Defensively was where Cleburne struggled with consistency, and most of those inconsistencies hinged on the type of offense the Jackets went against. Facing run-first teams like Everman, Midlothian and Burleson Centennial, Cleburne’s defense was stellar. But facing balanced offenses with vertical passing threats such as Chisholm Trail, Aledo, and Burleson, the Jackets struggled.
“We were very, very good against triple-option teams, better than the majority of the state,” Walraven said. “That showed a lot of discipline on our part. Athletically, I feel like it plays to our kids better. We don’t have to get in space a whole lot defending those offenses. So that part helped. It’s a physical environment when you play those teams and you have to be disciplined. And those are two things we were good at.
“A lot of the spread teams that could run and throw, it got us in some trouble at times. We’ve got to continue to be better in space. I think that’s what hurt us. We know athletically we’re not quite as fast as some teams, so we have to be real precise with angles and being great open-field tacklers and things like that. But one thing remains consistent and that’s how hard they played throughout the year. We were a very relentless, aggressive defense who flew around. You’ve got to be proud of that part. But in the offseason, we’ll have to work on playing in space better.
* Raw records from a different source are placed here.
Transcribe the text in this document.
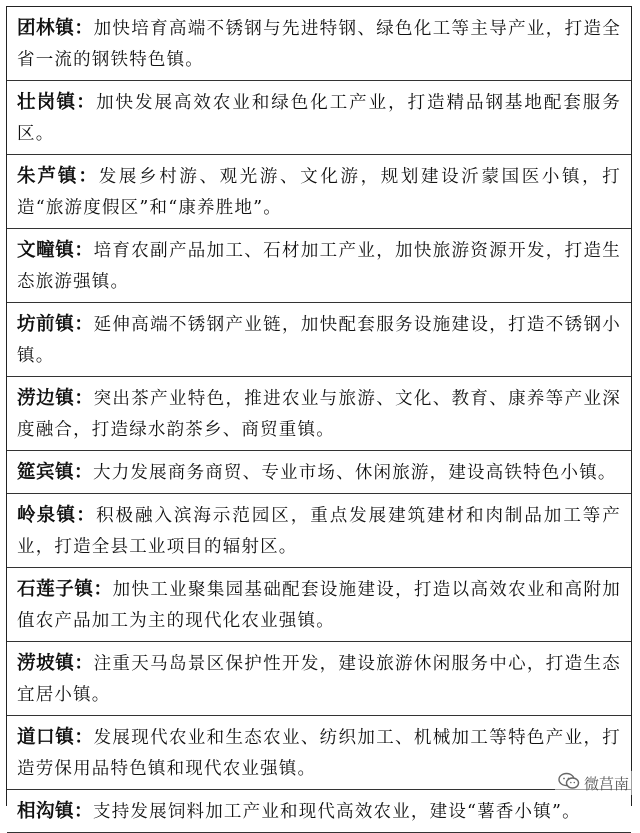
团林镇：加快培育高端不锈钢与先进特钢、绿色化工等主导产业，打造全省一流的钢铁特色镇。
壮岗镇：加快发展高效农业和绿色化工产业，打造精品钢基地配套服务区。
朱芦镇：发展乡村游、观光游、文化游，规划建设沂蒙国医小镇，打造“旅游度假区”和“康养胜地”。
文疃镇：培育农副产品加工、石材加工产业，加快旅游资源开发，打造生态旅游强镇。
坊前镇：延伸高端不锈钢产业链，加快配套服务设施建设，打造不锈钢小镇。
涝边镇：突出茶产业特色，推进农业与旅游、文化、教育、康养等产业深度融合，打造绿水韵茶乡、商贸重镇。
筵宾镇：大力发展商务商贸、专业市场、休闲旅游，建设高铁特色小镇。
岭泉镇：积极融入滨海示范园区，重点发展建筑建材和肉制品加工等产业，打造全县工业项目的辐射区。
石莲子镇：加快工业聚集园基础配套设施建设，打造以高效农业和高附加值农产品加工为主的现代化农业强镇。
涝坡镇：注重天马岛景区保护性开发，建设旅游休闲服务中心，打造生态宜居小镇。
道口镇：发展现代农业和生态农业、纺织加工、机械加工等特色产业，打造劳保用品特色镇和现代农业强镇。
相沟镇：支持发展饲料加工产业和现代高效农业，建设“薯香小镇”。
微莒南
That’s where our weakness was.”
While Cleburne graduates a small senior class from its football team, there were several key players that helped the Jackets take steps forward the past two years after going 0-10 in 2017, led by Braxton Bailey, Jaxon Bigham, Isaak Cunningham, and Wesley Free.
Walraven said he applauds the seniors that stuck it out when he arrived and made sweeping changes within the program.
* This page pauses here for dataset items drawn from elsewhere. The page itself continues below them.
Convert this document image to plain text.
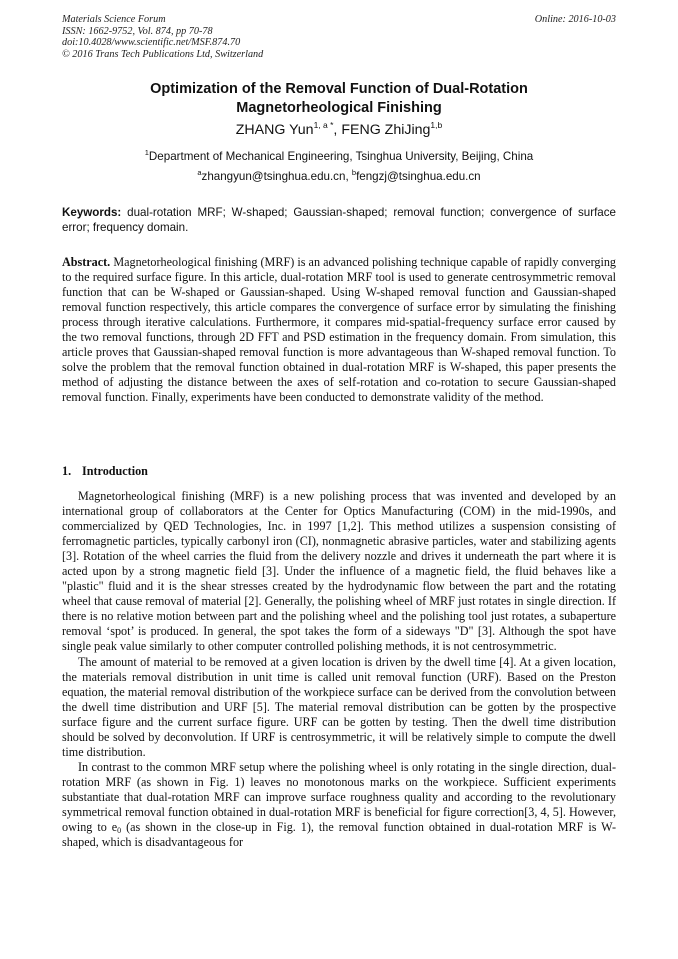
Materials Science Forum
ISSN: 1662-9752, Vol. 874, pp 70-78
doi:10.4028/www.scientific.net/MSF.874.70
© 2016 Trans Tech Publications Ltd, Switzerland
Online: 2016-10-03
Optimization of the Removal Function of Dual-Rotation
Magnetorheological Finishing
ZHANG Yun$^{1, a *}$, FENG ZhiJing$^{1,b}$
$^1$Department of Mechanical Engineering, Tsinghua University, Beijing, China
$^a$zhangyun@tsinghua.edu.cn, $^b$fengzj@tsinghua.edu.cn
Keywords: dual-rotation MRF; W-shaped; Gaussian-shaped; removal function; convergence of surface error; frequency domain.
Abstract. Magnetorheological finishing (MRF) is an advanced polishing technique capable of rapidly converging to the required surface figure. In this article, dual-rotation MRF tool is used to generate centrosymmetric removal function that can be W-shaped or Gaussian-shaped. Using W-shaped removal function and Gaussian-shaped removal function respectively, this article compares the convergence of surface error by simulating the finishing process through iterative calculations. Furthermore, it compares mid-spatial-frequency surface error caused by the two removal functions, through 2D FFT and PSD estimation in the frequency domain. From simulation, this article proves that Gaussian-shaped removal function is more advantageous than W-shaped removal function. To solve the problem that the removal function obtained in dual-rotation MRF is W-shaped, this paper presents the method of adjusting the distance between the axes of self-rotation and co-rotation to secure Gaussian-shaped removal function. Finally, experiments have been conducted to demonstrate validity of the method.
1. Introduction

Magnetorheological finishing (MRF) is a new polishing process that was invented and developed by an international group of collaborators at the Center for Optics Manufacturing (COM) in the mid-1990s, and commercialized by QED Technologies, Inc. in 1997 [1,2]. This method utilizes a suspension consisting of ferromagnetic particles, typically carbonyl iron (CI), nonmagnetic abrasive particles, water and stabilizing agents [3]. Rotation of the wheel carries the fluid from the delivery nozzle and drives it underneath the part where it is acted upon by a strong magnetic field [3]. Under the influence of a magnetic field, the fluid behaves like a "plastic" fluid and it is the shear stresses created by the hydrodynamic flow between the part and the rotating wheel that cause removal of material [2]. Generally, the polishing wheel of MRF just rotates in single direction. If there is no relative motion between part and the polishing wheel and the polishing tool just rotates, a subaperture removal ‘spot’ is produced. In general, the spot takes the form of a sideways "D" [3]. Although the spot have single peak value similarly to other computer controlled polishing methods, it is not centrosymmetric.

The amount of material to be removed at a given location is driven by the dwell time [4]. At a given location, the materials removal distribution in unit time is called unit removal function (URF). Based on the Preston equation, the material removal distribution of the workpiece surface can be derived from the convolution between the dwell time distribution and URF [5]. The material removal distribution can be gotten by the prospective surface figure and the current surface figure. URF can be gotten by testing. Then the dwell time distribution should be solved by deconvolution. If URF is centrosymmetric, it will be relatively simple to compute the dwell time distribution.

In contrast to the common MRF setup where the polishing wheel is only rotating in the single direction, dual-rotation MRF (as shown in Fig. 1) leaves no monotonous marks on the workpiece. Sufficient experiments substantiate that dual-rotation MRF can improve surface roughness quality and according to the revolutionary symmetrical removal function obtained in dual-rotation MRF is beneficial for figure correction[3, 4, 5]. However, owing to $e_0$ (as shown in the close-up in Fig. 1), the removal function obtained in dual-rotation MRF is W-shaped, which is disadvantageous for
“We were able to see a lot of growth from the ones that stuck it out,” Walraven said. “They were young and a lot of these guys were on varsity when times were really tough. We wanted to get things right off the field before we could get them right on the field. They had to learn how the program was going to be at a young age. I’m sure they had some conflicting times in their minds of getting asked and demanded a lot of things on and off the field. But I’m proud of these seniors who stuck it out and helped get it to where we are today and on the brink of starting to break through. ... There’s several guys who I’m sure glad I got to coach them and am thankful for what they’ve done for the program.”
Moving forward into the 2019-20 offseason, Walraven said as coaches they’ll just raise the bar a little more like they’ve done each of the past three seasons.
“We’re going to continue to tighten up on the details,” Walraven said. “We couldn’t do now what we were doing the first year; it wasn’t realistic. The next year we tightened it more and raised the bar. And we’re going to do it again. We’re going to raise the level of detail.”
After showing the ability to compete with some of the area’s teams and losing several close games, Walraven said the coaching staff now has tangible evidence to use and show the players how close they are to turning things around.
“Now they can actually see it,” Walraven said. “You say all the time as a coach that every play can make the difference. Well, now we can sit there and point at nine plays and we’re 8-2. So they can see that and understand it now because they actually experienced it.
"They see what 8-2 vs. 5-5 looks like as a very small gap on a handful of plays. You have to understand every day in offseason and every small detail you focus on disciplines and trains your mind and body to be prepared for those moments so that those nine plays go our way next time. They got to experience those things instead of coaches just preaching it to them.”
The 2020 season will be a special one for Cleburne football as it celebrates its 100-year anniversary of its 1920 state championship.